Design and Construction
Matheny Goldmon Architecture + Interiors of Huntsville designed the 30,000-square-foot, two-story welcome center. It contains a grand hall for 350 seated guests, a carriage house with space for 150 to 200 people, a glass conservatory that seats 50 people, two catering kitchens, office space, a gift shop and café open to the public, and a two-story atrium with a cupola on top.
“It’s dramatically different than what is there now,” reports Lee Holland, Project Executive with Turner Construction Co. in Huntsville.
Turner provided preconstruction services and worked collaboratively with the architects and owner and garden board members, throughout the process.
“All team players were at the table as the design was developing,” Holland recalls. “That is our preference on any project. We are proponents of everyone working together. This project has been a huge team effort with collaboration and open discussion.”
That teamwork continued after construction began in January 2016. Turner used Lean Construction best practices, including Last Planner Scheduling.
“It has gone well,” Steigerwald says. “Lee has pulled a team together that has been able to coordinate every aspect.”
Safety remains a priority. Turner asked all subcontractors to use scissor lifts or single personnel lifts to reduce the use of ladders and their associated risks. All stored materials are on pallets or on racks to keep a clean jobsite and, therefore, reduce the risk of injuries. “A clean jobsite is a safe jobsite,” Holland says.
Additionally, with some materials having a long lead time for production, Turner did not want items on the jobsite where they could be inadvertently damaged, since it would not be easy to replace them. “This project entails just about every type of construction possible,” Holland says.
The welcome center has a structural steel frame on a concrete foundation, resting on geopiers. The roof combines a metal-truss system, a light membrane roof on another section, architectural shingles and a glass ceiling on the conservatory. The ceiling was constructed on site and lifted into place with a crane.
The exterior includes brick, stone and cast stone. The building features miles of trim work on the exterior and interior. Turner is self-performing some of the exterior trim and has hired a subcontractor to handle the interior trim.

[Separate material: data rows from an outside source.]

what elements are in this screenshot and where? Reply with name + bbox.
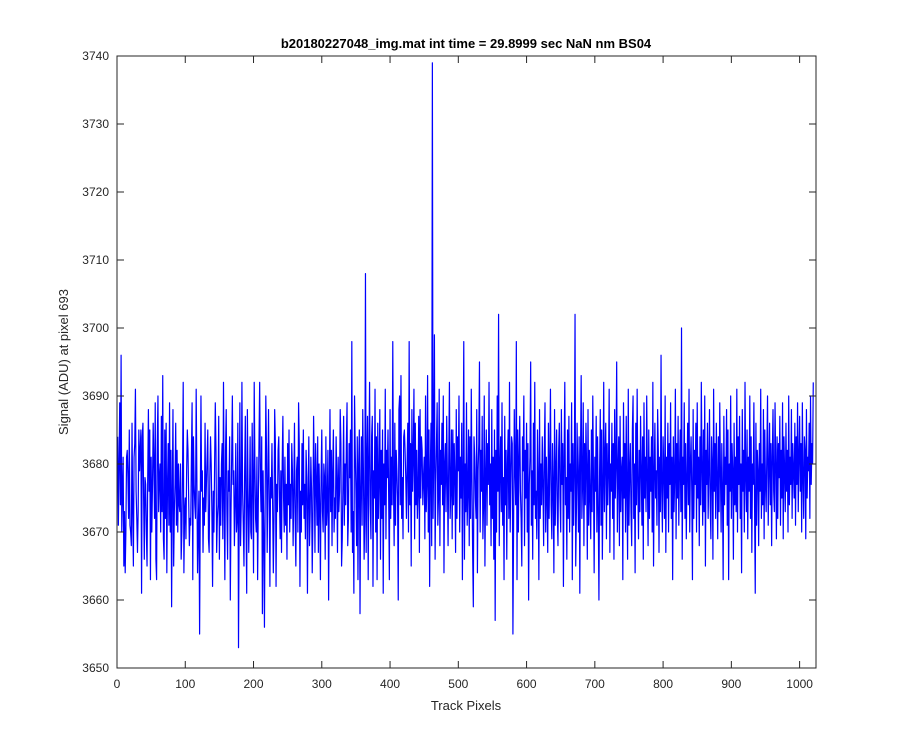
y-tick-label: 3680 — [82, 457, 109, 471]
y-tick-label: 3710 — [82, 253, 109, 267]
x-tick-label: 800 — [653, 677, 673, 691]
x-axis-label: Track Pixels — [431, 698, 502, 713]
plot-area — [117, 56, 816, 668]
y-tick-label: 3730 — [82, 117, 109, 131]
x-tick-label: 1000 — [786, 677, 813, 691]
x-tick-label: 0 — [114, 677, 121, 691]
x-tick-label: 300 — [312, 677, 332, 691]
y-tick-label: 3720 — [82, 185, 109, 199]
x-tick-label: 900 — [721, 677, 741, 691]
series-line — [117, 62, 814, 649]
x-tick-label: 700 — [585, 677, 605, 691]
x-tick-label: 400 — [380, 677, 400, 691]
axes-box — [116, 55, 817, 669]
x-ticks: 0 100 200 300 400 500 600 700 800 900 1000 — [114, 56, 813, 691]
y-tick-label: 3690 — [82, 389, 109, 403]
x-tick-label: 600 — [517, 677, 537, 691]
y-tick-label: 3650 — [82, 661, 109, 675]
series-layer — [117, 62, 814, 649]
y-tick-label: 3670 — [82, 525, 109, 539]
x-tick-label: 200 — [244, 677, 264, 691]
y-tick-label: 3660 — [82, 593, 109, 607]
x-tick-label: 100 — [175, 677, 195, 691]
y-ticks: 3650 3660 3670 3680 3690 3700 3710 3720 3730 3740 — [82, 49, 816, 675]
y-tick-label: 3700 — [82, 321, 109, 335]
y-axis-label: Signal (ADU) at pixel 693 — [56, 289, 71, 435]
y-tick-label: 3740 — [82, 49, 109, 63]
chart-title: b20180227048_img.mat int time = 29.8999 … — [281, 36, 652, 51]
x-tick-label: 500 — [448, 677, 468, 691]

All work, including utility relocations, took place while the gardens remained open for business. “We were the guests,” Holland says. “We tried to be as self-contained as we could.”
“What makes this special is it’s the community’s garden,” Holland says. “It’s been a community coming together with fundraising and ideas.”
With that in mind, Turner leadership brought together a team to build the project with not only the construction skills but also years of experience and the ability to manage and work well with people and communicate to ensure the project’s success. Company team members routinely give tours of the project to volunteers, community leaders and board members.
“It’s high visibility,” Holland adds. “We are making sure all of the people who have played a part in the project have an opportunity to see it and experience the construction.”
Turner hired local subcontractors wherever possible. Turner, and its predecessor Universal Construction, has been in Huntsville for more than 60 years and has built many of the federal, industrial and commercial buildings in the region. After World War II, Huntsville grew as a defense, space and research community.
“It’s a unique market and our people have a unique skill set and are talented people with experience,” Holland says. “We take a lot of pride in being a part of this project.”
Turner invited students from the Limestone County Technical School to visit the jobsite. About 50 students learned about safety on a construction project and met with representatives of various skilled trade workers who discussed what they do and how they became interested in their field of expertise.
“We tried to set it up as fun and educational and thought it would help the high school students think about what they want to do in the future,” Holland explains. “It was fun for us and the subcontractors.”
Turner and the garden have celebrated many project milestones and held a groundbreaking ceremony in January 2016 and a topping out ceremony in September, when the iconic cupola was placed on the building. The event went smoothly with donors, board members and community leaders in attendance.
The project is on track for a March 2017 finish.
“It’s been a wonderful experience getting to know the volunteers, the garden leadership, and the board members,” Holland says. “It’s become a personal project for our team. Many of us are natives of Huntsville. The garden is special to a lot of people.”